Build vs. Modernize: What Life Insurers Are Actually Choosing in 2026 and Why

Every few years, the same debate resurfaces in life insurance IT strategy meetings: do you rip out the legacy core and build fresh, or do you modernize around what's already there? For most of the last decade, "build new" was the aspirational answer and "modernize" was the resigned one. That's flipped. Looking at what carriers are actually doing in 2026, rather than what vendors are pitching, the data points toward a much more pragmatic, incremental approach than the industry conversation would suggest.

Why "Build New" Lost Its Shine

Full core replacements were the dominant narrative through the mid-2010s and into the early 2020s. The pitch was straightforward: legacy mainframe systems are inflexible, replace them wholesale with a modern cloud-native core, and you leapfrog a decade of technical debt in one project.

In practice, most of these projects ran long, ran over budget, or got quietly shelved after a change in leadership. A few structural reasons keep showing up:

  • Data migration is harder than anyone budgets for. Decades of policy history, riders, endorsements, and beneficiary changes don't map cleanly onto a new schema. Every "edge case" policy from 1998 becomes a multi-week investigation.
  • Regulatory continuity risk. A carrier can't pause filing accuracy or claims processing during a multi-year migration. Full replacements require running two systems in parallel for long stretches, which erases a lot of the promised cost savings.
  • Change fatigue on the ops side. Full replacements typically mean retraining every underwriter, claims adjuster, and billing analyst simultaneously. That's a lot of institutional risk concentrated in one go-live window.

By the time a full build reaches production, the "modern" system is already several years into its own aging curve, and the carrier has spent enormous budget just to get back to feature parity with where they started, before adding anything genuinely new.

Why "Modernize" Won on Practicality

The incremental modernization path — keeping the core system of record but layering in modern capability around specific pain points — has proven far more resilient. A few reasons this approach is winning out in 2026:

  • Faster time to value. Instead of a multi-year program before any benefit is realized, modernization projects can target the highest-cost workflow first (often billing or claims) and show ROI within a single fiscal year.
  • Lower operational risk. Because the core system of record stays in place, the carrier isn't betting the business on a single cutover event. If a modernization initiative underperforms, it can be scaled back without disrupting the entire policy book.
  • Vendor lock-in concerns are lower. Modular modernization means a carrier can swap out a billing layer or a claims layer independently, rather than being tied to one monolithic vendor relationship for the next fifteen years.

This is showing up concretely in where carriers are actually spending. Rather than replacing the whole core, a lot of budget is going into a modern life insurance policy administration system layer that sits on top of or alongside the legacy record, handling new business intake, rider configuration, and policy changes without requiring a full data migration of the entire back book.

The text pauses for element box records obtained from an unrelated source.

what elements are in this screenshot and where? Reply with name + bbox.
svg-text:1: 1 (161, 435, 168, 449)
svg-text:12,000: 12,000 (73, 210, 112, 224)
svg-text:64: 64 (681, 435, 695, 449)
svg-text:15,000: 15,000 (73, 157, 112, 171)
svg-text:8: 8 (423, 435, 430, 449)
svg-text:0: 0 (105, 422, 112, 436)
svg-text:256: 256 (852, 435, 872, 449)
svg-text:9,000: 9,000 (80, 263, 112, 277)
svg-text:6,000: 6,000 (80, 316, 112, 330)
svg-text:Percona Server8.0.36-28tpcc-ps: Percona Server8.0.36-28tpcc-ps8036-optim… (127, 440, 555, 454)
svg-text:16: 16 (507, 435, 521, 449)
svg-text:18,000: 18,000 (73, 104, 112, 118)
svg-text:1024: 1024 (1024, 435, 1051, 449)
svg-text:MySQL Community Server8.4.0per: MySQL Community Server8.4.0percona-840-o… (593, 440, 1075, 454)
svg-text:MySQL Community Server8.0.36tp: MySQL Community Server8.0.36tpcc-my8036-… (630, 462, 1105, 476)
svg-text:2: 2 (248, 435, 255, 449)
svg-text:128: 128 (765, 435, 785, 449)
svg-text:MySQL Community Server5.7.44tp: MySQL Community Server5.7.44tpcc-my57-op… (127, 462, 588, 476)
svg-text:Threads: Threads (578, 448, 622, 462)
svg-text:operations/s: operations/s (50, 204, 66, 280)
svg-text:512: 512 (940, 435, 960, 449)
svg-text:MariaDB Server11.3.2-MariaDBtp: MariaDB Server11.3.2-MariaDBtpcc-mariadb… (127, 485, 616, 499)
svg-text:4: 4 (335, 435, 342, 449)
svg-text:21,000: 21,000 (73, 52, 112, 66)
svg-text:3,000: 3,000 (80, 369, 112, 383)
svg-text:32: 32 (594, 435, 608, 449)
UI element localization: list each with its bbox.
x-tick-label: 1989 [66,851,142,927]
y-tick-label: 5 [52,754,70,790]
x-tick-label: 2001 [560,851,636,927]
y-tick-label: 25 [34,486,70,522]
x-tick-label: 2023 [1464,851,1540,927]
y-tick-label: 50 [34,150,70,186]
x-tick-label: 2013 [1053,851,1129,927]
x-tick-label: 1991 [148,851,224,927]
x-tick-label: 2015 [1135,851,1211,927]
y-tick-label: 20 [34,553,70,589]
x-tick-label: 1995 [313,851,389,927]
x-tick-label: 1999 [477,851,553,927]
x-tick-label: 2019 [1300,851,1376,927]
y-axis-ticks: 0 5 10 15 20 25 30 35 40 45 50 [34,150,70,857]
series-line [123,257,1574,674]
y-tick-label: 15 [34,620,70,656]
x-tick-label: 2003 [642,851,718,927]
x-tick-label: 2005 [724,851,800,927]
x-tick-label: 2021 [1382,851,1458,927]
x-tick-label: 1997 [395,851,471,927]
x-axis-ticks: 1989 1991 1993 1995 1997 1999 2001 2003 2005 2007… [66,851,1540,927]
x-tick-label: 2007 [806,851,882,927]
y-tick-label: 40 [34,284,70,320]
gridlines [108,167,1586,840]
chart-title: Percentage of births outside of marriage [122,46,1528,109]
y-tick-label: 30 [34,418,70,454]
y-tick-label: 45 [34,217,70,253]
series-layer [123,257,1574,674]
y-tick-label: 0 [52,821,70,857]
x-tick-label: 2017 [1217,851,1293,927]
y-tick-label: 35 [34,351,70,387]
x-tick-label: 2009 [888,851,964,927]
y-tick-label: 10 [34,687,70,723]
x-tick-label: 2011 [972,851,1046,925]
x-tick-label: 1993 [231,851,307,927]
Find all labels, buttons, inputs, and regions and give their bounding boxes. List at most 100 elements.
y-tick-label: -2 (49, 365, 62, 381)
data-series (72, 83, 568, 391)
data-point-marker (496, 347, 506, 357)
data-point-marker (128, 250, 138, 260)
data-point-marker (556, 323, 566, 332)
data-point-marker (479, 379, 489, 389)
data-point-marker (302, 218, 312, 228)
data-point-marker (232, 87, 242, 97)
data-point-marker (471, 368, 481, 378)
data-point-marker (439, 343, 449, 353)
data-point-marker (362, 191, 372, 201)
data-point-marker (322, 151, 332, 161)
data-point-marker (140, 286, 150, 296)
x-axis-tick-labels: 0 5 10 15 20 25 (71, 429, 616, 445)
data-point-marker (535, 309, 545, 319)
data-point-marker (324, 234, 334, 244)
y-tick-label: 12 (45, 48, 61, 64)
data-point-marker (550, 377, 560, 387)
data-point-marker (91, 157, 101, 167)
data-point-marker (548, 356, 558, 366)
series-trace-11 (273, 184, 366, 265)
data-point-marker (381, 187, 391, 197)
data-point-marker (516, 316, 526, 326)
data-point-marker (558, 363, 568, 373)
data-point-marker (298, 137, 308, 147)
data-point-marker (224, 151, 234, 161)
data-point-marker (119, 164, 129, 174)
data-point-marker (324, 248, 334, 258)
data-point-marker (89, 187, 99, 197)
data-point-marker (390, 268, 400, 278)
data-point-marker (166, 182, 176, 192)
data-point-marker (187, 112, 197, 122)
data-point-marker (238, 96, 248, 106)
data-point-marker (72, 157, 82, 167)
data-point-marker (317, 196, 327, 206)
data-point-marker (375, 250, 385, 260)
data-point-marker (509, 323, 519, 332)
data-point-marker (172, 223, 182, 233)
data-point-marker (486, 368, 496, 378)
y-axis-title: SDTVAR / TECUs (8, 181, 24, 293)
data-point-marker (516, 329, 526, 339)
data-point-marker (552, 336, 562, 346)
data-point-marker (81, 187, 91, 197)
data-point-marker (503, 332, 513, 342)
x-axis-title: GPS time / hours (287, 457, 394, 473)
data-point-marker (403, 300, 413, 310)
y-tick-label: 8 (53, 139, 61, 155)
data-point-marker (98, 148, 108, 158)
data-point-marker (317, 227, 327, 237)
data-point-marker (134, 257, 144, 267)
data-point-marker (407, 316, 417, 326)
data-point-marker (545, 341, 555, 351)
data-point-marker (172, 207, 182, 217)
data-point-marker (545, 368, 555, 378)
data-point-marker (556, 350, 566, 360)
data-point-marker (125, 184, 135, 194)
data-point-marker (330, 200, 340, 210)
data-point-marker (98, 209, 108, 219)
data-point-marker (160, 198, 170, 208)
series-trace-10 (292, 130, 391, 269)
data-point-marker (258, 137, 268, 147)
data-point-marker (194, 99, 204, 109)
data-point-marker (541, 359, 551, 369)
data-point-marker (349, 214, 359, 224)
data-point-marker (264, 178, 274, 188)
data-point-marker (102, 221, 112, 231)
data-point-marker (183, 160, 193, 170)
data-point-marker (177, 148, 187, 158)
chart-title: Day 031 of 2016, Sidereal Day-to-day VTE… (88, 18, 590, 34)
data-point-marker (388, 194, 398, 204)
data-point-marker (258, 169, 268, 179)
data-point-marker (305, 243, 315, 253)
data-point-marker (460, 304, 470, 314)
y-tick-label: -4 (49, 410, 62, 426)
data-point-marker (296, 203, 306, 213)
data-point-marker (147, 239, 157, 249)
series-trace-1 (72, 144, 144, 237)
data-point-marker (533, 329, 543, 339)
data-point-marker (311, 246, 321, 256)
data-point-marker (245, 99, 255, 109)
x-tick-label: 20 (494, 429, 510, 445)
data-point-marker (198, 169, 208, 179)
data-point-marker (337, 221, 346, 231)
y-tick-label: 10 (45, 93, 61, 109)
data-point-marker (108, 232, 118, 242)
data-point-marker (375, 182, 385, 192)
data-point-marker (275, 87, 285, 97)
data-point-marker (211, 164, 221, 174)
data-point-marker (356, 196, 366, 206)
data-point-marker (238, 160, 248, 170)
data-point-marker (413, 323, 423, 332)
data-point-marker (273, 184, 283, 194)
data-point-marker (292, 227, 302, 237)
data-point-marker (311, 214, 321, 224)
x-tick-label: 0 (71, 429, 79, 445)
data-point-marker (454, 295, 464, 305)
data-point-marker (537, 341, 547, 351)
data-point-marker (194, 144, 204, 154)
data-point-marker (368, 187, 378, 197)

Where the Money Is Actually Going

Breaking down where 2026 modernization budgets are concentrated tells you a lot about where the real pain has been:

  • Billing and premium collection. Multi-mode billing reconciliation remains one of the most manual, most error-prone parts of servicing. A meaningful share of modernization spend is going toward life insurance billing software that automates dunning cycles, NSF handling, and ledger reconciliation, precisely because this is the function most likely to be handled by spreadsheets and tribal knowledge on legacy platforms.
  • Claims workflows. Claims teams are often the most vocal internal advocates for modernization, because they feel the cost of disconnected data most directly. Carriers investing in claims management solutions for life insurance are typically doing so to reduce the manual cross-referencing between policy, billing, and claims records that slows down every non-straightforward claim.
  • Annuity product logic. As annuity products get structurally more complex, with guaranteed living withdrawal benefits and index-linked crediting mechanisms, the actuarial and servicing logic embedded in legacy systems is increasingly unable to keep up. This is a big driver behind renewed investment in life and annuity software capable of handling more sophisticated product structures without custom code for every new rider.

The Hybrid Reality

What's actually happening at most carriers isn't a binary choice at all. It's a hybrid: keep the legacy core as system of record where it's stable and compliant, and modernize the specific layers causing the most operational drag. Full replacements haven't disappeared entirely, they still make sense for carriers whose core is genuinely at end-of-life or unsupported, but they're no longer the default starting assumption.

Questions Worth Asking Before Committing to Either Path

For anyone doing diligence on a carrier's tech strategy, or building the internal business case either way, a few questions tend to cut through the vendor noise:

  • Is the legacy core actually failing (unsupported, unpatched, non-compliant), or is it just inconvenient?
  • Which specific workflow is generating the most manual labor cost today: billing, claims, underwriting, or servicing?
  • Can a modernization layer be implemented without a full data migration, or does the legacy schema make even a partial modernization effectively force a rebuild anyway?
  • What's the realistic parallel-run period, and does the organization have the operational bandwidth to support it?

Carriers that answer these clearly before committing budget tend to end up with modernization programs that actually ship, rather than multi-year replacement projects that quietly get written off.